VMware constantly monitors customer SDDC environments through automation and a team of Site Reliability Engineers (SRE). The following describes processes that VMware automates to ensure the health of SDDCs.
- Orphaned VM(s) Auto-Remediation
- If you use "No data redundancy/VMs w/ FTT=0" as a storage policy, you might experience data loss if there is a failure or if the VM becomes unresponsive. If a failure happens and a VM or VMs become orphaned, VMware performs a cleanup action. You will receive an email notification when this happens.
- vCenter Sessions (Connections) Maxed Out
- If many sessions are created and not cleared, vCenter Server might become inaccessible.
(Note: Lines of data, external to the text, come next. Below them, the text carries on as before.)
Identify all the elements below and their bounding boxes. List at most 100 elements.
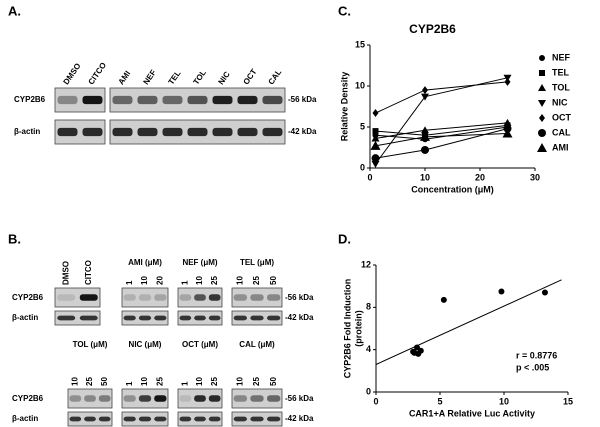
- fit-line: [375, 279, 562, 365]
- marker: [371, 134, 380, 142]
- band: [98, 416, 111, 422]
- band: [237, 95, 258, 105]
- lane-label: DMSO: [61, 62, 82, 87]
- lane-label: 25: [210, 377, 219, 386]
- point: [440, 296, 447, 303]
- band: [233, 315, 247, 321]
- band: [194, 315, 206, 321]
- size-label: -42 kDa: [285, 313, 314, 322]
- lane-label: 25: [210, 276, 219, 285]
- marker: [371, 154, 380, 163]
- band: [138, 416, 152, 422]
- band: [267, 395, 281, 402]
- band: [267, 315, 281, 321]
- lane-label: AMI: [116, 69, 132, 86]
- band: [84, 416, 96, 422]
- band: [137, 95, 158, 105]
- x-axis-label: CAR1+A Relative Luc Activity: [409, 408, 535, 418]
- y-tick-label: 15: [355, 39, 365, 49]
- x-tick-label: 0: [373, 396, 378, 406]
- marker: [421, 145, 429, 154]
- marker: [371, 160, 380, 168]
- row-label: β-actin: [14, 127, 40, 136]
- marker: [420, 131, 430, 141]
- blot-title: TOL (μM): [73, 340, 108, 349]
- band: [212, 95, 233, 105]
- legend-marker: [539, 114, 545, 122]
- row-label: β-actin: [12, 414, 38, 423]
- blot-box: [67, 388, 113, 409]
- lane-label: TOL: [191, 68, 208, 86]
- band: [154, 416, 167, 422]
- legend-label: NEF: [552, 52, 571, 62]
- band: [154, 395, 167, 402]
- marker: [503, 118, 512, 126]
- band: [84, 395, 96, 402]
- legend-label: CAL: [552, 127, 571, 137]
- band: [162, 127, 183, 137]
- lane-label: OCT: [241, 67, 258, 86]
- lane-label: 10: [70, 377, 79, 386]
- band: [79, 315, 98, 321]
- blot-title: NIC (μM): [129, 340, 162, 349]
- band: [57, 95, 78, 105]
- band: [69, 416, 82, 422]
- legend-label: NIC: [552, 97, 568, 107]
- band: [187, 127, 208, 137]
- band: [123, 395, 136, 402]
- y-tick-label: 12: [361, 259, 371, 269]
- legend-label: TEL: [552, 67, 570, 77]
- lane-label: CAL: [266, 68, 283, 87]
- series-line: [375, 81, 508, 114]
- blot-title: AMI (μM): [128, 258, 162, 267]
- lane-label: 1: [125, 280, 134, 285]
- band: [123, 315, 136, 321]
- y-tick-label: 0: [366, 386, 371, 396]
- band: [250, 315, 264, 321]
- band: [208, 315, 221, 321]
- y-axis-label: (protein): [353, 310, 363, 347]
- blot-box: [231, 287, 283, 308]
- band: [250, 294, 264, 301]
- size-label: -56 kDa: [285, 293, 314, 302]
- y-tick-label: 4: [366, 344, 371, 354]
- lane-label: 10: [140, 276, 149, 285]
- band: [237, 127, 258, 137]
- band: [179, 294, 192, 301]
- band: [194, 294, 206, 301]
- band: [162, 95, 183, 105]
- band: [179, 416, 192, 422]
- lane-label: 10: [235, 276, 244, 285]
- band: [112, 127, 133, 137]
- lane-label: 10: [140, 377, 149, 386]
- band: [250, 395, 264, 402]
- legend-label: OCT: [552, 112, 572, 122]
- band: [187, 95, 208, 105]
- marker: [502, 128, 513, 138]
- point: [498, 288, 505, 295]
- band: [123, 294, 136, 301]
- band: [267, 416, 281, 422]
- lane-label: 25: [155, 377, 164, 386]
- lane-label: TEL: [166, 69, 182, 87]
- panel-label: C.: [338, 3, 351, 18]
- marker: [372, 109, 379, 118]
- panel-label: A.: [8, 3, 21, 18]
- band: [194, 416, 206, 422]
- marker: [422, 86, 428, 95]
- x-tick-label: 5: [437, 396, 442, 406]
- lane-label: DMSO: [61, 261, 70, 285]
- annotation: p < .005: [516, 362, 549, 372]
- band: [250, 416, 264, 422]
- lane-label: 50: [269, 276, 278, 285]
- x-axis-label: Concentration (μM): [411, 184, 494, 194]
- band: [233, 395, 247, 402]
- y-tick-label: 8: [366, 302, 371, 312]
- marker: [370, 140, 381, 150]
- row-label: CYP2B6: [12, 293, 44, 302]
- blot-title: TEL (μM): [240, 258, 274, 267]
- lane-label: 50: [100, 377, 109, 386]
- legend-marker: [537, 143, 547, 152]
- lane-label: 10: [235, 377, 244, 386]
Typically this is caused by automation creating a large number of sessions. This generates an automated alert and VMware will restart vCenter Server. You will receive an email notification when this happens.
- vCenter Server Reboot
- A number of different issues might require a reboot of vCenter Server. Some issues might require an immediate reboot for remediation, while others might allow for continued usage with a reboot required in the near future. In the latter case, you will receive an email notification alerting you that a restart will occur in the next 24 hours. After a reboot, ongoing tasks and application connections might need to restart.
- Management Plane (NSX Manager) Restart
- A number of different issues might require a restart of NSX Manager. Some issues might require an immediate reboot for remediation, while others might allow for continued usage with a reboot required in the near future. For the short time while NSX Manager is in the process of restarting, you will not be able to access the SDDC Networking and Security UI. You will not receive an email notification for NSX Manager restart events.
- NSX Edge Failover
- If our monitoring system detects that an NSX Edge (active) is close to becoming unhealthy, we will schedule NSX Edge failover at off-peak hours. This scheduled failover is done as a proactive measure to avoid possible disruption from a failover happening at peak hours. If there is a problem with NSX (active) Edge before the scheduled failover, it will automatically failover. You will receive an email notification if we schedule an NSX Edge failover.
- Single Host SDDC Failure
- The Single Host SDDC starter configuration has no SLA and is appropriate for proof-of-concept or test and development use cases. VMware does not perform any remediation in the event of a Single Host SDDC failure. You will receive an email notification if a Single Host SDDC failure occurs.